European financial service laws will be repealed and UK regulators – the Financial Conduct Authority (FCA) and Prudential Regulation Authority (PRA) – will be given greater freedom to set their own rules in a sweeping post Brexit overhaul to make the City of London more competitive.
The proposals are part of a consultation that closes on 9 February 2021. They build on Chancellor of the Exchequer Rishi Sunak’s Mansion House speech in July, which promised a more agile post-Brexit financial regulatory road map to promote the City’s potential to enhance the long-term growth rate of the UK economy.
According to the consultation document, the UK government plans to keep the FCA and PRA as separate entities and supports reforms that were brought into the Bank of England, including the creation of its Financial Policy Committee.
It cited an IMF study which claimed that “when independent regulators make judgments on the design of regulatory standards, they are likely to deliver more predictable and stable regulatory approaches over time.”
However, the consultation also includes plans that would reign in some of the regulators’ independence by giving Parliament and the Treasury “strengthened scrutiny and oversight over the FCA and PRA, appropriate to the increased rule-making powers received by the regulators.”
Sunak said: “Earlier in the year, I set out my vision for an open, green, and technologically advanced financial services sector that is globally competitive and acts in the interests of communities and citizens across the UK, creating jobs, supporting businesses and powering growth across the UK.
He added, “One important part of that vision is ensuring, as an independent nation, that we have a coherent, agile and internationally respected approach to financial services regulation that is right for the UK.
Today’s proposals will support the future strength of the UK as a global financial centre, ensuring an agile and dynamic approach to regulation that supports the growth of the UK economy, without diverging from our continued commitment to high international standards.”

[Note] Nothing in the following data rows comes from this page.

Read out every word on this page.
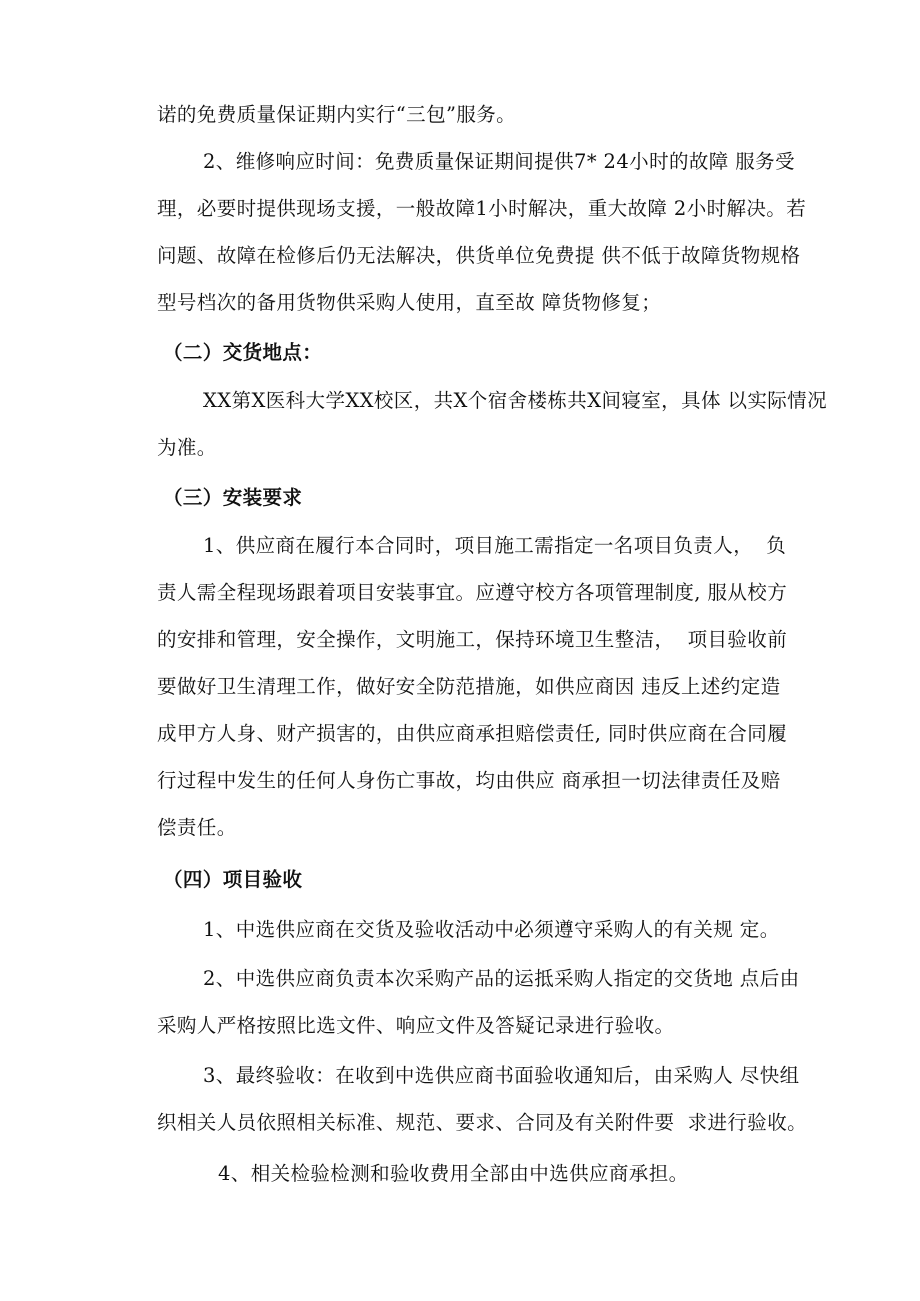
诺的免费质量保证期内实行“三包”服务。
2、维修响应时间：免费质量保证期间提供7* 24小时的故障 服务受
理，必要时提供现场支援，一般故障1小时解决，重大故障 2小时解决。若
问题、故障在检修后仍无法解决，供货单位免费提 供不低于故障货物规格
型号档次的备用货物供采购人使用，直至故 障货物修复；
（二）交货地点：
XX第X医科大学XX校区，共X个宿舍楼栋共X间寝室，具体 以实际情况
为准。
（三）安装要求
1、供应商在履行本合同时，项目施工需指定一名项目负责人，  负
责人需全程现场跟着项目安装事宜。应遵守校方各项管理制度, 服从校方
的安排和管理，安全操作，文明施工，保持环境卫生整洁，  项目验收前
要做好卫生清理工作，做好安全防范措施，如供应商因 违反上述约定造
成甲方人身、财产损害的，由供应商承担赔偿责任, 同时供应商在合同履
行过程中发生的任何人身伤亡事故，均由供应 商承担一切法律责任及赔
偿责任。
（四）项目验收
1、中选供应商在交货及验收活动中必须遵守采购人的有关规 定。
2、中选供应商负责本次采购产品的运抵采购人指定的交货地 点后由
采购人严格按照比选文件、响应文件及答疑记录进行验收。
3、最终验收：在收到中选供应商书面验收通知后，由采购人 尽快组
织相关人员依照相关标准、规范、要求、合同及有关附件要  求进行验收。
4、相关检验检测和验收费用全部由中选供应商承担。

Daniel Carpenter, Head of Regulation at Mertisoft, a Cognizant company, said, “With the potential for new or updated regulations outlined in this paper, there will be more rules to comply with in order to maintain harmony between the UK and all other large financial markets. Pledging a more agile and dynamic approach is all good in theory, but as ever with regulation, the devil is very much in the detail.”
He added, “Regardless of how complicated the final rules are, financial institutions can bet their bottom dollar that any updated regulatory framework means will demand new efficiencies and optimisation of costs across all business lines.
Ultimately, any divergence in rules will place pressure on costs; this in turn will require houses to drive a reduction in the total cost of ownership for new services. Key to this is ensuring the right analytics are in place to understand these costs, and by turning towards technologies such as cloud and AI to turbo-boost regulatory processes.”